No pastoral idylls on the Western frontier or the wave-capped seas here, or easily achieved dreams of rejuvenation in this brave new world. But 19th-century readers were more likely to see themselves in these characters than in Natty Bumppo, Hester Prynne, or Captain Ahab. Moreover, many of these novels show the dominant tension on these shores since the Puritans’ arrival: that between the rights of the individual and the demands of the community. The country’s deification of the individual, epitomized in texts like Benjamin Franklin’s autobiography and Emerson’s essay, “Self-Reliance,” did not go unchallenged, for many novelists criticized the persistence of slavery and racism, the denial of equal rights to women, the exploitation of the laboring classes, and the hypocrisy and tribalism of religion.

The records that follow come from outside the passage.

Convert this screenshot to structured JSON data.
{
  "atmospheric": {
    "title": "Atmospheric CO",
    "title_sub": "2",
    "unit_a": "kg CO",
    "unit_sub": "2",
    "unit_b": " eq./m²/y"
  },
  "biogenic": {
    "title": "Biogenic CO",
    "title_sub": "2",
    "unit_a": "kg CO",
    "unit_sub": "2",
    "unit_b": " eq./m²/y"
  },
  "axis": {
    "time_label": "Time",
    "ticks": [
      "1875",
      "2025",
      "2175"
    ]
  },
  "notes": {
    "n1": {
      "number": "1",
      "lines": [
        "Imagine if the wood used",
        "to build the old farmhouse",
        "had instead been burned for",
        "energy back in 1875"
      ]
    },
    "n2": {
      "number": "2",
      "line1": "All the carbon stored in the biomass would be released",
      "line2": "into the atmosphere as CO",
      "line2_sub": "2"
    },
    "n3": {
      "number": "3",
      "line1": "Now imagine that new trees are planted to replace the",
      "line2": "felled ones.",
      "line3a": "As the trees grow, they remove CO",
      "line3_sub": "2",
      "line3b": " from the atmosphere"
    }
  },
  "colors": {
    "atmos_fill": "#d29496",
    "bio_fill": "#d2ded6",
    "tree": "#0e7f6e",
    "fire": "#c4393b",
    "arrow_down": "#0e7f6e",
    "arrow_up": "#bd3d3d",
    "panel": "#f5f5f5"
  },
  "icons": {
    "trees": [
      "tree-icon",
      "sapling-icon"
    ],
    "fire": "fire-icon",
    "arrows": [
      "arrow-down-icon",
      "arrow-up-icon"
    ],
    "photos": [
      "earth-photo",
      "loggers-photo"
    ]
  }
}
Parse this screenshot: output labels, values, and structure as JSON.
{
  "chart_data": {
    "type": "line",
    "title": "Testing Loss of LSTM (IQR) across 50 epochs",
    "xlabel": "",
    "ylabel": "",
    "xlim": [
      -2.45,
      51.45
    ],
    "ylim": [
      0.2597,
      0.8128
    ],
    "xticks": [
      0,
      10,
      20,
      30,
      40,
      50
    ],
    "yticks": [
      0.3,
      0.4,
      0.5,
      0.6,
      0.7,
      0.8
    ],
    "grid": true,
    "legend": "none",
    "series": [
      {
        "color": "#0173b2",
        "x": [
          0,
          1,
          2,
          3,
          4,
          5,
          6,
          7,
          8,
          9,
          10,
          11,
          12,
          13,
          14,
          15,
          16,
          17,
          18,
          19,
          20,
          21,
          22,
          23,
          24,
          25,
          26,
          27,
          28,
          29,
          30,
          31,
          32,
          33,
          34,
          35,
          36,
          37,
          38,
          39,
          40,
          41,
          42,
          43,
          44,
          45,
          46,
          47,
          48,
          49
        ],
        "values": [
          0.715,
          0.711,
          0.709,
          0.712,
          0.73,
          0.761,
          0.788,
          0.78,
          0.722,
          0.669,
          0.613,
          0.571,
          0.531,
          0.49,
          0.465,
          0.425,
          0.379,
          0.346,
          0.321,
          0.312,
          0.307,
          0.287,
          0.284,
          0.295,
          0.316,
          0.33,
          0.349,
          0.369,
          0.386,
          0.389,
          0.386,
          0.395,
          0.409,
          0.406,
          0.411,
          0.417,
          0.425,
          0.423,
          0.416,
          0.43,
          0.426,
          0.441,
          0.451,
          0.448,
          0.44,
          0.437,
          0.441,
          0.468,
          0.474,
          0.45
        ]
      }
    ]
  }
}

We might have a similar reaction, for the characters in many early American novels are remarkably like us. They are inward-looking urbanites concerned with moral survival in a seemingly immoral capitalist society. They are modern people with no choice but to wrestle with the complexities of their civilization, people who cannot turn their backs and escape into the west. Read Sedgwick, Fanny Fern, Wilson, Webb, and Lippard, and you’ll see America afresh, not filtered through reading lists or through a century and a half of literary criticism. You’ll see early America in its true glory: a society thrown continuously into turmoil by new technologies, new ideas, and new peoples arriving from across the Atlantic; a citizenry obsessed with the free market and accepting of brutal working conditions; and a nation divided by class, race, gender, politics, religion, and philosophy.
Philip F. Gura is a professor of American literature and culture at the University of North Carolina at Chapel Hill. He is the author of Truth’s Ragged Edge: The Rise of the American Novel (Farrar, Straus and Giroux).